2 – Greek being put under complete supervision by European authorities controlled by Germany is neither a legitimate nor effective way to push for modernisation. That in the 21st Century, in Europe, foreign technical authorities taking control of an entire country could be considered a legitimate strategy is astonishing. In the 19th Century, France and Great Britain used such methods by designating control commissions to Greece (already) and Egypt, tasked with taking control of public budgets in order to ensure priority repayments to creditors. Nor did they hesitate to take direct control of public assets (for example, the transfer of Egyptian state actions in the Suez canal to Great Britain at the end of the 19th Century in the name of repaying British debts), but here we’re talking about the colonial period, and the supervision did not impact all of the administration… Our ancestors at least had the modesty to admit that you can’t modernise a whole society by force…
3 – Greek debt will never be repaid. The IMF clearly exposed elements of the problem in their report of the 2nd of July (published at the request of the United States). Taking into account the potential for Greek growth in the long term, Greece’s return to the markets is not achievable without the restructuring of their public debt which would involve, at least, the annulment of the bilateral loans allowed by the EU in 2010 (53 billion euros). Failing this, Greece will not return to the markets and the EU will have to refinance a good part of their loans indefinitely. Is that the Europe that we want? How can we conceive the indefinite supervision of an EU member state?
The 12th of July agreement is therefore the wrong agreement, made for the wrong reasons. Tsipras refused to consider the alternative suggestions by his ex-finance minister, Yanis Varoufakis (default, the nationalisation of the Bank of Greece, parallel currency). He was afraid of a ‘leap into the unknown” for which his team had visibly never prepared. Germany and her ‘northern’ allies fundamentally want Greece to exit the Eurozone and have therefore proposed, as a sole alternative, a ‘Carthaginian Peace’ which no free government would have accepted. With no credible and ready-to-go ‘Plan B’, these totally unreasonable terms have been accepted by Greece. They will satisfy the ‘northern’ parliaments and ensure, for a few months, the continuation of European aid. Nevertheless, they also carry great dangers, as they strengthen ‘southern’ populist parties, even the Greek Nazis, the latest opposition party…

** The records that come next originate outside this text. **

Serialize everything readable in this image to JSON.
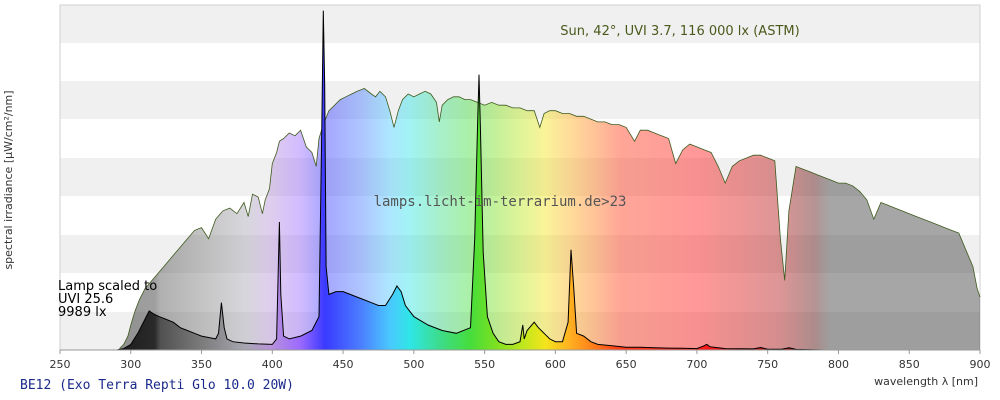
{
  "chart_data": {
    "type": "area",
    "title": "",
    "xlabel": "wavelength λ [nm]",
    "ylabel": "spectral irradiance [µW/cm²/nm]",
    "xlim": [
      250,
      900
    ],
    "x_ticks": [
      250,
      300,
      350,
      400,
      450,
      500,
      550,
      600,
      650,
      700,
      750,
      800,
      850,
      900
    ],
    "y_tick_labels_shown": false,
    "grid": "horizontal bands",
    "colors": {
      "sun_outline": "#3f5a1e",
      "lamp_outline": "#000000",
      "band_light": "#f0f0f0",
      "footer_text": "#1a2a8a",
      "sun_label_text": "#4a5a1c"
    },
    "annotations": {
      "sun_label": "Sun, 42°, UVI 3.7, 116 000 lx (ASTM)",
      "lamp_label_line1": "Lamp scaled to",
      "lamp_label_line2": "UVI 25.6",
      "lamp_label_line3": "9989 lx",
      "watermark": "lamps.licht-im-terrarium.de>23",
      "footer": "BE12 (Exo Terra Repti Glo 10.0 20W)"
    },
    "series": [
      {
        "name": "Sun, 42°, UVI 3.7, 116 000 lx (ASTM)",
        "points": [
          [
            292,
            0.5
          ],
          [
            295,
            2
          ],
          [
            298,
            5
          ],
          [
            300,
            9
          ],
          [
            303,
            14
          ],
          [
            306,
            18
          ],
          [
            310,
            22
          ],
          [
            315,
            25
          ],
          [
            320,
            28
          ],
          [
            325,
            31
          ],
          [
            330,
            34
          ],
          [
            335,
            37
          ],
          [
            340,
            40
          ],
          [
            345,
            43
          ],
          [
            350,
            44
          ],
          [
            355,
            40
          ],
          [
            360,
            47
          ],
          [
            365,
            50
          ],
          [
            370,
            51
          ],
          [
            375,
            49
          ],
          [
            380,
            53
          ],
          [
            383,
            48
          ],
          [
            386,
            56
          ],
          [
            390,
            55
          ],
          [
            393,
            49
          ],
          [
            395,
            54
          ],
          [
            398,
            58
          ],
          [
            400,
            67
          ],
          [
            403,
            71
          ],
          [
            405,
            75
          ],
          [
            408,
            76
          ],
          [
            412,
            78
          ],
          [
            416,
            77
          ],
          [
            420,
            79
          ],
          [
            424,
            73
          ],
          [
            428,
            71
          ],
          [
            431,
            66
          ],
          [
            433,
            76
          ],
          [
            436,
            81
          ],
          [
            440,
            86
          ],
          [
            444,
            88
          ],
          [
            448,
            90
          ],
          [
            452,
            91
          ],
          [
            456,
            92
          ],
          [
            460,
            93
          ],
          [
            465,
            94
          ],
          [
            470,
            92
          ],
          [
            473,
            91
          ],
          [
            476,
            93
          ],
          [
            480,
            91
          ],
          [
            483,
            86
          ],
          [
            486,
            80
          ],
          [
            489,
            86
          ],
          [
            492,
            90
          ],
          [
            496,
            92
          ],
          [
            500,
            91
          ],
          [
            504,
            92
          ],
          [
            508,
            93
          ],
          [
            512,
            92
          ],
          [
            516,
            89
          ],
          [
            518,
            82
          ],
          [
            520,
            88
          ],
          [
            524,
            90
          ],
          [
            528,
            91
          ],
          [
            532,
            91
          ],
          [
            536,
            90
          ],
          [
            540,
            90
          ],
          [
            545,
            89
          ],
          [
            550,
            88
          ],
          [
            555,
            89
          ],
          [
            560,
            88
          ],
          [
            565,
            88
          ],
          [
            570,
            87
          ],
          [
            575,
            87
          ],
          [
            580,
            86
          ],
          [
            585,
            86
          ],
          [
            589,
            80
          ],
          [
            592,
            85
          ],
          [
            596,
            86
          ],
          [
            600,
            86
          ],
          [
            605,
            85
          ],
          [
            610,
            85
          ],
          [
            615,
            84
          ],
          [
            620,
            84
          ],
          [
            625,
            83
          ],
          [
            630,
            82
          ],
          [
            635,
            82
          ],
          [
            640,
            81
          ],
          [
            645,
            81
          ],
          [
            650,
            80
          ],
          [
            656,
            75
          ],
          [
            660,
            79
          ],
          [
            665,
            79
          ],
          [
            670,
            78
          ],
          [
            675,
            77
          ],
          [
            680,
            76
          ],
          [
            685,
            67
          ],
          [
            690,
            72
          ],
          [
            695,
            74
          ],
          [
            700,
            73
          ],
          [
            705,
            72
          ],
          [
            710,
            71
          ],
          [
            715,
            66
          ],
          [
            720,
            60
          ],
          [
            725,
            66
          ],
          [
            730,
            68
          ],
          [
            735,
            69
          ],
          [
            740,
            70
          ],
          [
            745,
            70
          ],
          [
            750,
            69
          ],
          [
            755,
            68
          ],
          [
            759,
            40
          ],
          [
            762,
            25
          ],
          [
            765,
            50
          ],
          [
            770,
            66
          ],
          [
            775,
            65
          ],
          [
            780,
            64
          ],
          [
            785,
            63
          ],
          [
            790,
            62
          ],
          [
            795,
            61
          ],
          [
            800,
            60
          ],
          [
            805,
            60
          ],
          [
            810,
            59
          ],
          [
            815,
            57
          ],
          [
            820,
            54
          ],
          [
            825,
            47
          ],
          [
            830,
            53
          ],
          [
            835,
            52
          ],
          [
            840,
            51
          ],
          [
            845,
            50
          ],
          [
            850,
            49
          ],
          [
            855,
            48
          ],
          [
            860,
            47
          ],
          [
            865,
            46
          ],
          [
            870,
            45
          ],
          [
            875,
            44
          ],
          [
            880,
            43
          ],
          [
            885,
            42
          ],
          [
            890,
            36
          ],
          [
            895,
            30
          ],
          [
            898,
            22
          ],
          [
            900,
            19
          ]
        ]
      },
      {
        "name": "Lamp scaled to UVI 25.6, 9989 lx",
        "points": [
          [
            290,
            0
          ],
          [
            295,
            0.5
          ],
          [
            300,
            2
          ],
          [
            305,
            6
          ],
          [
            310,
            11
          ],
          [
            313,
            14
          ],
          [
            316,
            13
          ],
          [
            320,
            12
          ],
          [
            325,
            11
          ],
          [
            330,
            10
          ],
          [
            335,
            8
          ],
          [
            340,
            7
          ],
          [
            345,
            6
          ],
          [
            350,
            5
          ],
          [
            355,
            4.5
          ],
          [
            360,
            4
          ],
          [
            362,
            6
          ],
          [
            364,
            17
          ],
          [
            366,
            8
          ],
          [
            368,
            4
          ],
          [
            372,
            3
          ],
          [
            380,
            2.5
          ],
          [
            390,
            2.2
          ],
          [
            400,
            2
          ],
          [
            403,
            4
          ],
          [
            405,
            46
          ],
          [
            406,
            20
          ],
          [
            408,
            5
          ],
          [
            412,
            4
          ],
          [
            420,
            5
          ],
          [
            428,
            7
          ],
          [
            433,
            12
          ],
          [
            435,
            80
          ],
          [
            436,
            122
          ],
          [
            437,
            95
          ],
          [
            438,
            30
          ],
          [
            440,
            20
          ],
          [
            445,
            21
          ],
          [
            450,
            21
          ],
          [
            455,
            20
          ],
          [
            460,
            19
          ],
          [
            465,
            18
          ],
          [
            470,
            17
          ],
          [
            475,
            16
          ],
          [
            480,
            16
          ],
          [
            485,
            20
          ],
          [
            488,
            23
          ],
          [
            491,
            21
          ],
          [
            494,
            16
          ],
          [
            500,
            12
          ],
          [
            510,
            9
          ],
          [
            520,
            7
          ],
          [
            530,
            6
          ],
          [
            540,
            8
          ],
          [
            543,
            40
          ],
          [
            545,
            80
          ],
          [
            546,
            99
          ],
          [
            547,
            80
          ],
          [
            549,
            35
          ],
          [
            552,
            12
          ],
          [
            556,
            6
          ],
          [
            560,
            3
          ],
          [
            565,
            2
          ],
          [
            570,
            2
          ],
          [
            575,
            3
          ],
          [
            577,
            9
          ],
          [
            578,
            4
          ],
          [
            580,
            7
          ],
          [
            585,
            10
          ],
          [
            588,
            8
          ],
          [
            592,
            6
          ],
          [
            596,
            4
          ],
          [
            600,
            3
          ],
          [
            605,
            3
          ],
          [
            609,
            10
          ],
          [
            611,
            36
          ],
          [
            612,
            29
          ],
          [
            613,
            22
          ],
          [
            615,
            6
          ],
          [
            620,
            5
          ],
          [
            625,
            3
          ],
          [
            630,
            2
          ],
          [
            640,
            1.5
          ],
          [
            650,
            1
          ],
          [
            660,
            1
          ],
          [
            670,
            0.8
          ],
          [
            680,
            0.7
          ],
          [
            690,
            0.6
          ],
          [
            700,
            0.5
          ],
          [
            705,
            1.5
          ],
          [
            707,
            2
          ],
          [
            709,
            1.2
          ],
          [
            715,
            0.8
          ],
          [
            720,
            0.5
          ],
          [
            740,
            0.4
          ],
          [
            745,
            0.9
          ],
          [
            750,
            0.3
          ],
          [
            760,
            0.3
          ],
          [
            765,
            0.8
          ],
          [
            770,
            0.2
          ],
          [
            790,
            0
          ]
        ]
      }
    ]
  }
}
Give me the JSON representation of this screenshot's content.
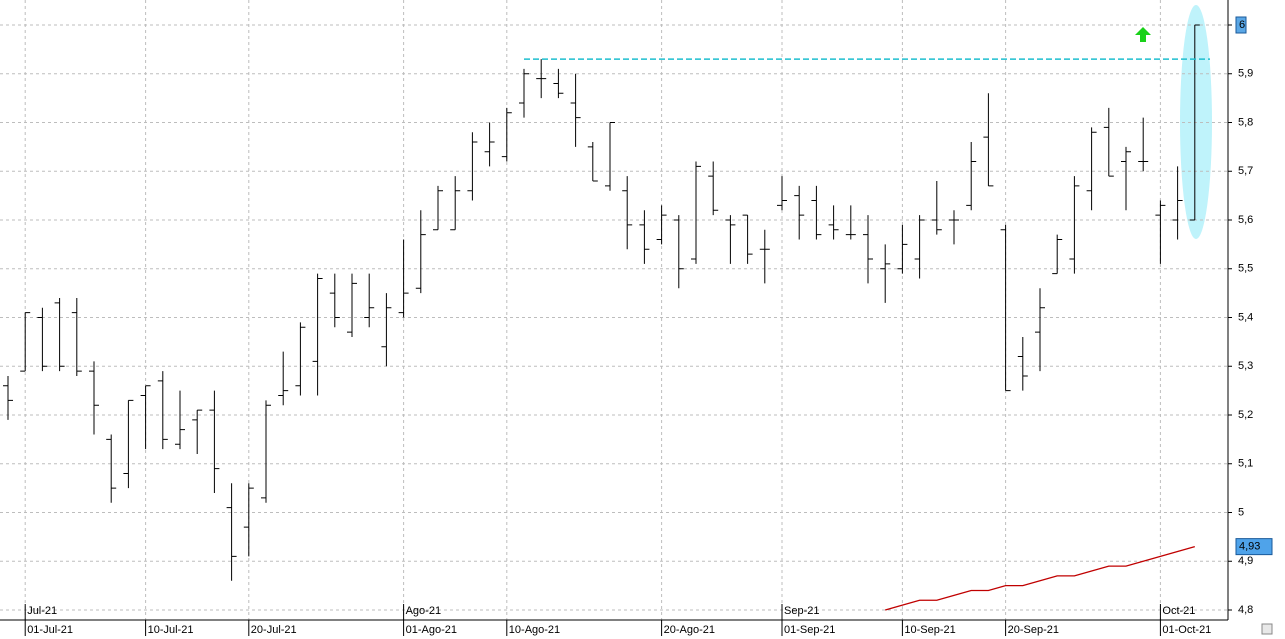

The 12th of July agreement is leading Europe and Greece to disaster. It directly violates the liberal principles of freedom, responsibility, solidarity and democracy that are the foundation of the European model. The supervision of a European state is not acceptable. The aggravated austerity cannot be defended by any economic argument. This agreement brings nothing in the way of a tenable and sustainable answer to the crisis.
The entrance of Greece into the eurozone was a mistake. The first two aid programmes failed. Recovering from the crisis will inevitably entail creditors taking their losses and Greece taking back the reins of their own destiny, and full responsibility.
Such an outcome is hard to imagine if Greece stays in the eurozone.